O ministro Alexandre Padilha citou Canadá e Inglaterra como países com políticas para atração de médicos estrangeiros.
Os três – Canadá, Estados Unidos e Inglaterra – têm regras rigorosas para revalidação de diplomas. Também têm modelos para atrair profissionais, a tal trinca. Por isso há um movimento pendular muito forte nesses países. Essa não é nossa realidade. Qual será o fator atrativo para estrangeiros virem para o Brasil? É intrigante, pois não há. A experiência histórica mostra que eles não virão. Atualmente há 54 portugueses e 11 espanhóis. Não se pode esperar uma legião estrangeira.

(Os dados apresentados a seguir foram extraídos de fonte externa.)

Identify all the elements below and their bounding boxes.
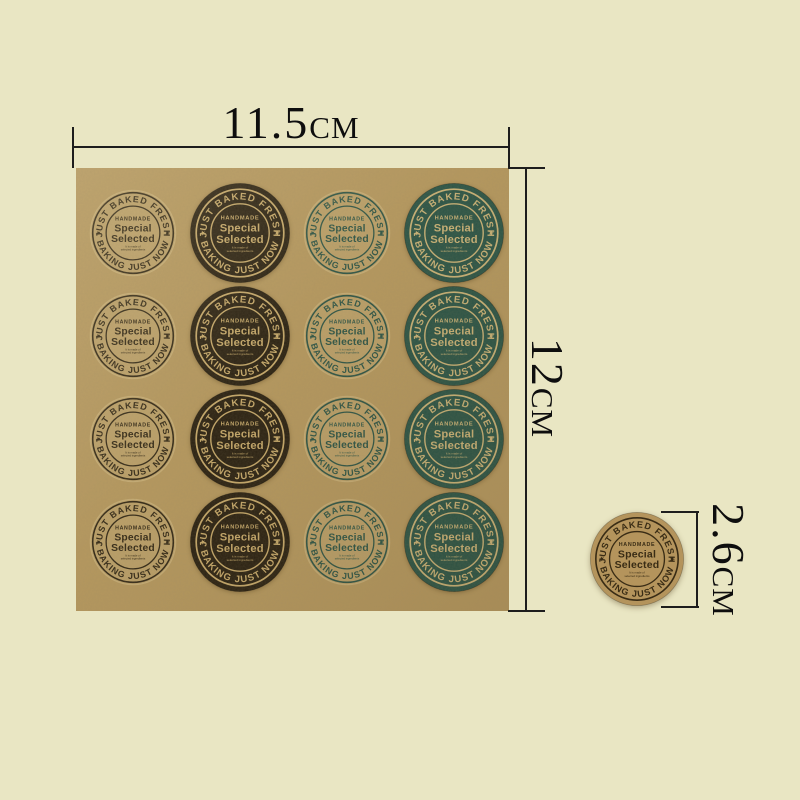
svg-text:Selected: Selected	[325, 543, 369, 554]
left-star-icon: ★	[198, 539, 207, 545]
svg-text:selected ingredients: selected ingredients	[335, 454, 360, 458]
svg-text:selected ingredients: selected ingredients	[227, 558, 254, 562]
right-star-icon: ★	[163, 539, 171, 545]
svg-text:Special: Special	[220, 429, 261, 441]
diameter-unit: CM	[706, 567, 741, 617]
right-star-icon: ★	[487, 539, 496, 545]
sticker-row3-col3-kraft-green-print: JUST BAKED FRESHBAKING JUST NOW★★HANDMAD…	[301, 393, 393, 485]
diameter-dimension-label: 2.6CM	[705, 503, 751, 617]
svg-text:selected ingredients: selected ingredients	[121, 557, 146, 561]
left-star-icon: ★	[198, 436, 207, 442]
sticker-row3-col4-dark-green-graphic: JUST BAKED FRESHBAKING JUST NOW★★HANDMAD…	[404, 389, 504, 489]
sticker-row1-col2-dark-brown-graphic: JUST BAKED FRESHBAKING JUST NOW★★HANDMAD…	[190, 183, 290, 283]
sticker-row2-col1-kraft-brown-print: JUST BAKED FRESHBAKING JUST NOW★★HANDMAD…	[87, 290, 179, 382]
svg-text:Special: Special	[434, 532, 475, 544]
left-star-icon: ★	[309, 539, 317, 545]
diameter-top-tick	[661, 511, 699, 513]
sticker-row2-col2-dark-brown-graphic: JUST BAKED FRESHBAKING JUST NOW★★HANDMAD…	[190, 286, 290, 386]
svg-text:HANDMADE: HANDMADE	[435, 318, 474, 324]
svg-text:Special: Special	[434, 326, 475, 338]
svg-text:Special: Special	[220, 532, 261, 544]
product-dimension-image: 11.5CM JUST BAKED FRESHBAKING JUST NOW★★…	[0, 0, 800, 800]
svg-text:Special: Special	[220, 223, 261, 235]
sticker-sheet: JUST BAKED FRESHBAKING JUST NOW★★HANDMAD…	[76, 168, 509, 611]
svg-text:selected ingredients: selected ingredients	[227, 249, 254, 253]
left-star-icon: ★	[309, 333, 317, 339]
width-right-tick	[508, 127, 510, 168]
right-star-icon: ★	[377, 436, 385, 442]
left-star-icon: ★	[412, 436, 421, 442]
svg-text:HANDMADE: HANDMADE	[329, 422, 365, 428]
diameter-bottom-tick	[661, 606, 699, 608]
svg-text:Selected: Selected	[111, 543, 155, 554]
svg-text:HANDMADE: HANDMADE	[435, 524, 474, 530]
svg-text:Special: Special	[434, 223, 475, 235]
svg-text:Special: Special	[434, 429, 475, 441]
left-star-icon: ★	[412, 230, 421, 236]
height-value: 12	[522, 338, 573, 388]
width-left-tick	[72, 127, 74, 168]
svg-text:Special: Special	[114, 533, 151, 544]
right-star-icon: ★	[487, 436, 496, 442]
sticker-row4-col3-kraft-green-print-graphic: JUST BAKED FRESHBAKING JUST NOW★★HANDMAD…	[301, 496, 393, 588]
svg-text:selected ingredients: selected ingredients	[227, 455, 254, 459]
sticker-row4-col3-kraft-green-print: JUST BAKED FRESHBAKING JUST NOW★★HANDMAD…	[301, 496, 393, 588]
left-star-icon: ★	[95, 539, 103, 545]
svg-text:selected ingredients: selected ingredients	[335, 351, 360, 355]
svg-text:selected ingredients: selected ingredients	[335, 248, 360, 252]
width-unit: CM	[309, 110, 359, 145]
sticker-row3-col2-dark-brown: JUST BAKED FRESHBAKING JUST NOW★★HANDMAD…	[190, 389, 290, 489]
right-star-icon: ★	[487, 333, 496, 339]
diameter-dimension-line	[696, 512, 698, 608]
svg-text:HANDMADE: HANDMADE	[221, 524, 260, 530]
svg-text:Special: Special	[114, 327, 151, 338]
sticker-row2-col1-kraft-brown-print-graphic: JUST BAKED FRESHBAKING JUST NOW★★HANDMAD…	[87, 290, 179, 382]
right-star-icon: ★	[377, 539, 385, 545]
sticker-row1-col3-kraft-green-print-graphic: JUST BAKED FRESHBAKING JUST NOW★★HANDMAD…	[301, 187, 393, 279]
left-star-icon: ★	[95, 333, 103, 339]
sticker-row4-col4-dark-green-graphic: JUST BAKED FRESHBAKING JUST NOW★★HANDMAD…	[404, 492, 504, 592]
svg-text:selected ingredients: selected ingredients	[121, 454, 146, 458]
svg-text:HANDMADE: HANDMADE	[115, 422, 151, 428]
right-star-icon: ★	[377, 333, 385, 339]
right-star-icon: ★	[273, 436, 282, 442]
svg-text:HANDMADE: HANDMADE	[221, 421, 260, 427]
left-star-icon: ★	[95, 230, 103, 236]
svg-text:HANDMADE: HANDMADE	[435, 421, 474, 427]
svg-text:HANDMADE: HANDMADE	[115, 525, 151, 531]
sticker-row1-col4-dark-green: JUST BAKED FRESHBAKING JUST NOW★★HANDMAD…	[404, 183, 504, 283]
right-star-icon: ★	[163, 230, 171, 236]
left-star-icon: ★	[598, 556, 606, 562]
svg-text:Selected: Selected	[216, 337, 264, 349]
svg-text:Selected: Selected	[325, 234, 369, 245]
svg-text:HANDMADE: HANDMADE	[221, 215, 260, 221]
sticker-row1-col3-kraft-green-print: JUST BAKED FRESHBAKING JUST NOW★★HANDMAD…	[301, 187, 393, 279]
height-bottom-tick	[508, 610, 545, 612]
left-star-icon: ★	[412, 539, 421, 545]
right-star-icon: ★	[163, 436, 171, 442]
svg-text:Selected: Selected	[216, 543, 264, 555]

Qual é o perfil do médico no Brasil?
É um perfil jovem, na casa dos 40 anos. A "novidade", desde 2009, é o crescimento das mulheres na medicina. Ainda é uma profissão predominantemente masculina (60%), mas as mulheres estão conquistando mais espaço. É um fenômeno global promissor. No Brasil, há 400 mil médicos – nunca tivemos tantos. De 1970 para cá, tivemos um aumento de 557%. Aí há duas questões: a formação e a distribuição. Por um lado, tivemos um boom desordenado de novas escolas médicas (muitas sem as mínimas condições, sem hospitais universitários). Por outro, a distribuição é cada vez mais irregular. E, desses 400 mil, apenas 55% estão no SUS. É muito, muito pouco. A saúde está sendo pilhada no Brasil: ficou sem os 30% do orçamento previsto na Constituição de 1988, viu o desvirtuamento da CPMF e, na regulamentação da Emenda Constitucional 29, ficou sem os 10% previstos. A medicina ainda é uma profissão prestigiada, mas tem adquirido um perfil preocupante. Atualmente, o médico lida com duas características: a multiplicidade de vínculos (tanto no setor público quanto no privado) e a carga horária excessiva (mais de 50 horas semanais). O médico se tornou refém desse sistema.